George set about building a grand mansion in 1838 using the architect James Thomas Knowles. At the core of the new building was an older house called Combesatchfield, which Knowles surrounded with classical features, constructed in brick with a render of patented, metallic cement. A frieze depicting the Exodus of the Israelites into Egypt was sculpted on the external cornice. The interior was richly furnished. A classical stable block was built alongside the house. George borrowed heavily and increased rents to pay for the hugely expensive project and died, heavily in debt, in 1845.

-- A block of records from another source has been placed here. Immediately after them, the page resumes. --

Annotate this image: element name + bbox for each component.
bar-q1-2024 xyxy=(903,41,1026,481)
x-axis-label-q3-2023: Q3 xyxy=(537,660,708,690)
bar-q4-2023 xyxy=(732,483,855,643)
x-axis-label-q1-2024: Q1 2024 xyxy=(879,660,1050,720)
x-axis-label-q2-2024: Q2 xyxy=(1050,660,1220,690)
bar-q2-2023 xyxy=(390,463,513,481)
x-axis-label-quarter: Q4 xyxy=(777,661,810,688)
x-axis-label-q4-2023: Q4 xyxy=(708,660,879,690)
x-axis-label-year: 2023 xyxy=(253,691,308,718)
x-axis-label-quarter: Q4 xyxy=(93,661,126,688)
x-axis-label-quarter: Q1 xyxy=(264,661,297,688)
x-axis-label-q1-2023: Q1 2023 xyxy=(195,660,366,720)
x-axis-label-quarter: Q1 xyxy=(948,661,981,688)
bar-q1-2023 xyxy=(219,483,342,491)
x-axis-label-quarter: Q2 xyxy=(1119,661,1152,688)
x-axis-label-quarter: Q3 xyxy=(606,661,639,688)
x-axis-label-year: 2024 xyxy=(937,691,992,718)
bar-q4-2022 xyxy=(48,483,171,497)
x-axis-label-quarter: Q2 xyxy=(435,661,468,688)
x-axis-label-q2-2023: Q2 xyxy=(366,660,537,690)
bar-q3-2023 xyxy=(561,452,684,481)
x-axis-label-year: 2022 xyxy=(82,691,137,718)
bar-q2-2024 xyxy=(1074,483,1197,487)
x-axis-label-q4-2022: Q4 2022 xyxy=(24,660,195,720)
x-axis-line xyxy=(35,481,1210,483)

==Destruction and later use==

Surviving stable block

Silverton Park was incomplete when George Wyndham died; his widow died in 1876 but attempts to sell the property failed. The contents were sold off in 1892 and in 1902 the house was demolished, although the stable block was converted for agricultural use.

The surviving stable block is, according to Nikolaus Pevsner and Bridget Cherry, a "monumental pedimented composition around a courtyard" built "in a severely Grecian style". It is the only surviving remnant of the house and was acquired in 1987 by Sir John Smith, founder of the Landmark Trust, who sought to prevent it being converted into flats. In 2004, with the financial assistance of private donors, the Landmark Trust started its restoration for use as self-catering holiday accommodation, completing the project in 2008.

==Art forgeries==
The art forger Shaun Greenhalgh and his father acquired a copy of the 1892 sale catalogue and used the un-illustrated catalogue descriptions to recreate items, for which the catalogue was used to provide spurious provenances. Their most notorious forgery supported by this false provenance was the so-called "Amarna Princess", made in the Amarna art style of ancient Egypt, which they sold in 2003 to Bolton Museum for £440,000, but were subsequently unmasked as forgers.